Les coupes conservatrices dans le NHS privent les femmes du choix de l’avortement
Les coupes dans les services du NHS limitent la disponibilité des avortements chirurgicaux
Hles coupes dans la santé restreignent les choix des femmes en matière d’avortement. Un nouveau rapport de la London School of Economics (LSE) a révélé que les avortements médicamenteux – utilisant des pilules – sont devenus le type d’avortement le plus courant. Quelque 87% de tous les avortements en Angleterre et au Pays de Galles ont été pratiqués à l’aide de cette méthode en 2021.
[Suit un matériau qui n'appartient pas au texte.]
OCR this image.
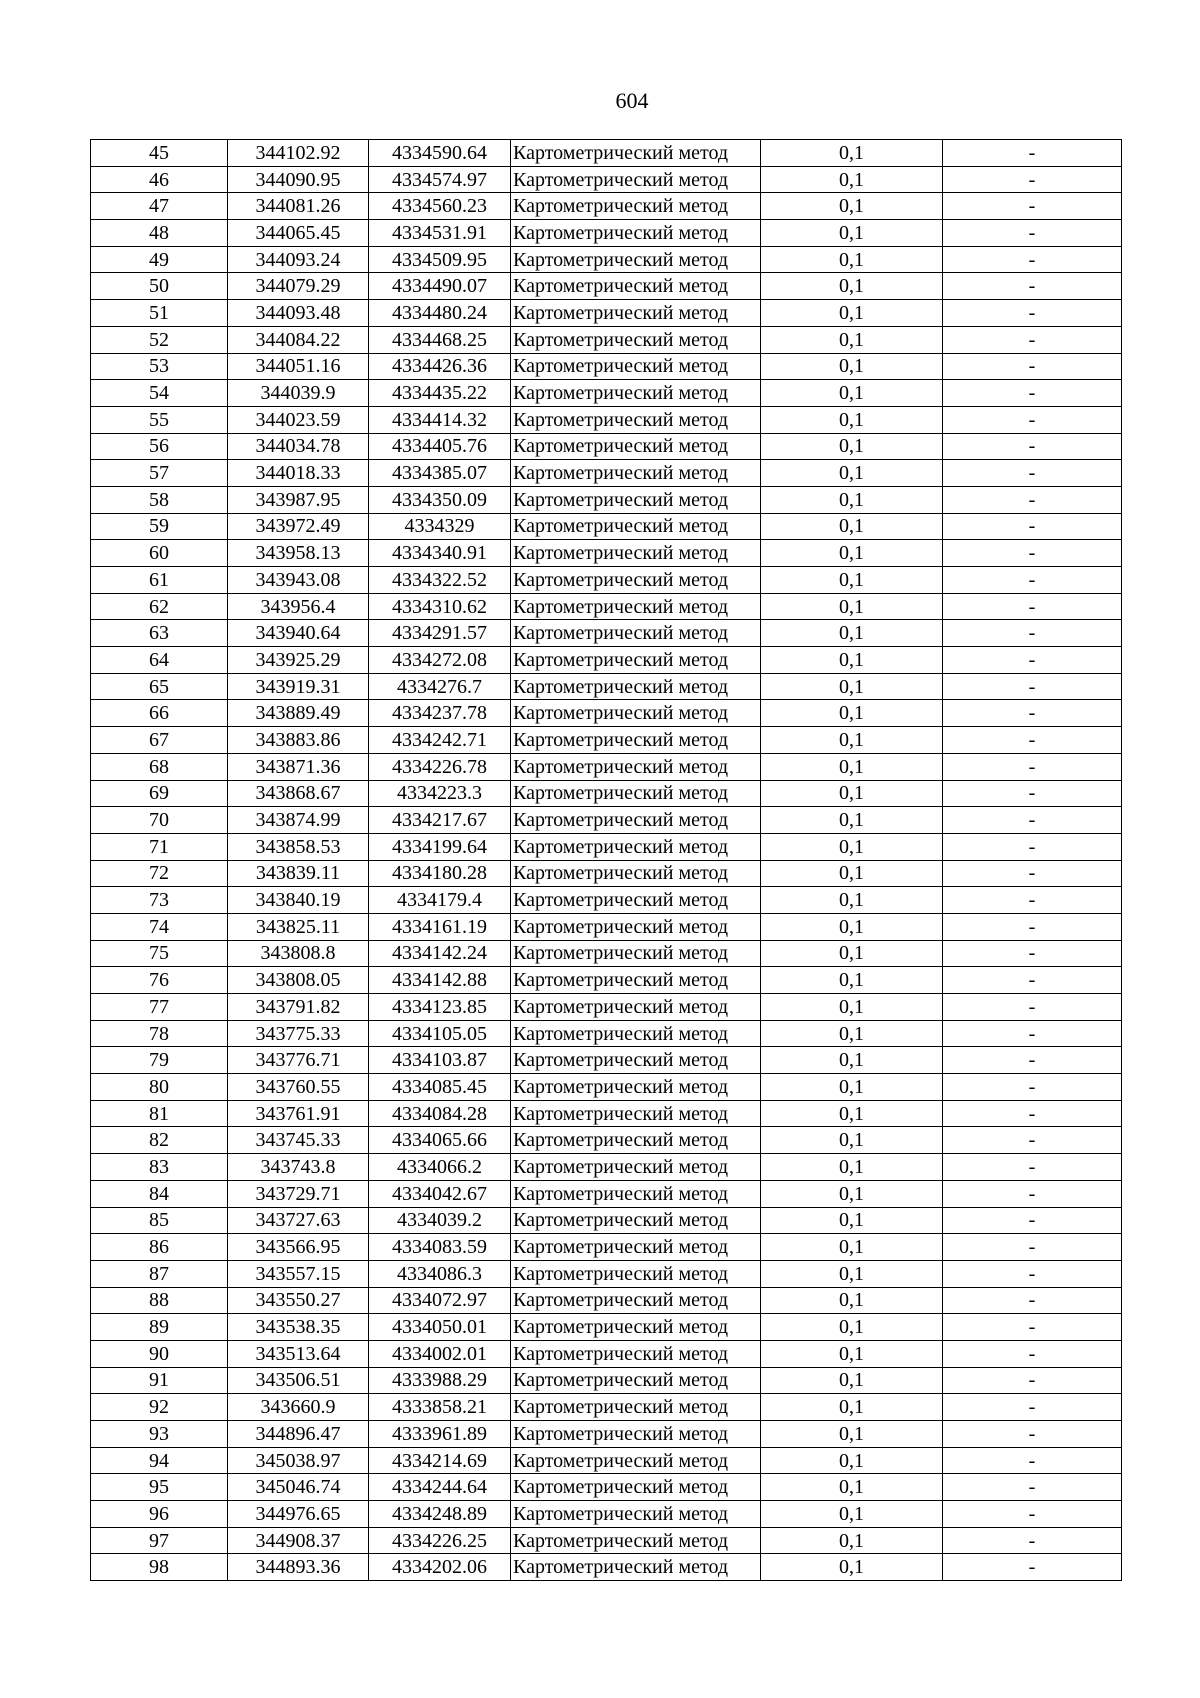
604
45	344102.92	4334590.64	Картометрический метод	0,1	-
46	344090.95	4334574.97	Картометрический метод	0,1	-
47	344081.26	4334560.23	Картометрический метод	0,1	-
48	344065.45	4334531.91	Картометрический метод	0,1	-
49	344093.24	4334509.95	Картометрический метод	0,1	-
50	344079.29	4334490.07	Картометрический метод	0,1	-
51	344093.48	4334480.24	Картометрический метод	0,1	-
52	344084.22	4334468.25	Картометрический метод	0,1	-
53	344051.16	4334426.36	Картометрический метод	0,1	-
54	344039.9	4334435.22	Картометрический метод	0,1	-
55	344023.59	4334414.32	Картометрический метод	0,1	-
56	344034.78	4334405.76	Картометрический метод	0,1	-
57	344018.33	4334385.07	Картометрический метод	0,1	-
58	343987.95	4334350.09	Картометрический метод	0,1	-
59	343972.49	4334329	Картометрический метод	0,1	-
60	343958.13	4334340.91	Картометрический метод	0,1	-
61	343943.08	4334322.52	Картометрический метод	0,1	-
62	343956.4	4334310.62	Картометрический метод	0,1	-
63	343940.64	4334291.57	Картометрический метод	0,1	-
64	343925.29	4334272.08	Картометрический метод	0,1	-
65	343919.31	4334276.7	Картометрический метод	0,1	-
66	343889.49	4334237.78	Картометрический метод	0,1	-
67	343883.86	4334242.71	Картометрический метод	0,1	-
68	343871.36	4334226.78	Картометрический метод	0,1	-
69	343868.67	4334223.3	Картометрический метод	0,1	-
70	343874.99	4334217.67	Картометрический метод	0,1	-
71	343858.53	4334199.64	Картометрический метод	0,1	-
72	343839.11	4334180.28	Картометрический метод	0,1	-
73	343840.19	4334179.4	Картометрический метод	0,1	-
74	343825.11	4334161.19	Картометрический метод	0,1	-
75	343808.8	4334142.24	Картометрический метод	0,1	-
76	343808.05	4334142.88	Картометрический метод	0,1	-
77	343791.82	4334123.85	Картометрический метод	0,1	-
78	343775.33	4334105.05	Картометрический метод	0,1	-
79	343776.71	4334103.87	Картометрический метод	0,1	-
80	343760.55	4334085.45	Картометрический метод	0,1	-
81	343761.91	4334084.28	Картометрический метод	0,1	-
82	343745.33	4334065.66	Картометрический метод	0,1	-
83	343743.8	4334066.2	Картометрический метод	0,1	-
84	343729.71	4334042.67	Картометрический метод	0,1	-
85	343727.63	4334039.2	Картометрический метод	0,1	-
86	343566.95	4334083.59	Картометрический метод	0,1	-
87	343557.15	4334086.3	Картометрический метод	0,1	-
88	343550.27	4334072.97	Картометрический метод	0,1	-
89	343538.35	4334050.01	Картометрический метод	0,1	-
90	343513.64	4334002.01	Картометрический метод	0,1	-
91	343506.51	4333988.29	Картометрический метод	0,1	-
92	343660.9	4333858.21	Картометрический метод	0,1	-
93	344896.47	4333961.89	Картометрический метод	0,1	-
94	345038.97	4334214.69	Картометрический метод	0,1	-
95	345046.74	4334244.64	Картометрический метод	0,1	-
96	344976.65	4334248.89	Картометрический метод	0,1	-
97	344908.37	4334226.25	Картометрический метод	0,1	-
98	344893.36	4334202.06	Картометрический метод	0,1	-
Les pilules abortives sont un moyen sûr de provoquer une fausse couche pour mettre fin à une grossesse, que beaucoup choisiront plutôt qu’une intervention chirurgicale. L’accès continu aux pilules abortives que les femmes enceintes peuvent prendre à la maison doit être combattu. Mais toutes les personnes concernées ne voudront pas un avortement médicamenteux.
Certaines femmes peuvent vouloir garder leur grossesse secrète vis-à-vis de celles avec qui elles vivent, ce qui rend un avortement chirurgical impraticable. D’autres femmes peuvent avoir déjà subi un avortement médicamenteux et ne pas vouloir répéter une expérience qui peut être traumatisante. Pour les personnes présentant un risque plus élevé de caillots sanguins, un avortement chirurgical peut être l’option la plus sûre.
Mais le choix s’éloigne peu à peu. Les services d’avortement sont réduits à néant, ce qui conduit lentement à ce que les avortements médicamenteux deviennent le seul type viable de soins d’avortement.
Un avortement chirurgical n’est pas une procédure longue et prend généralement entre dix et 15 minutes. Mais cela nécessite des séjours à l’hôpital qui peuvent durer jusqu’à quatre heures.
Avant la procédure, les femmes ont généralement un ou deux rendez-vous à la clinique et doivent subir un frottis. Un avortement médicamenteux nécessite beaucoup moins de ressources et est plus rapide. Habituellement, les femmes enceintes n’ont besoin que d’un seul rendez-vous pour recevoir une pilule abortive à prendre à la maison.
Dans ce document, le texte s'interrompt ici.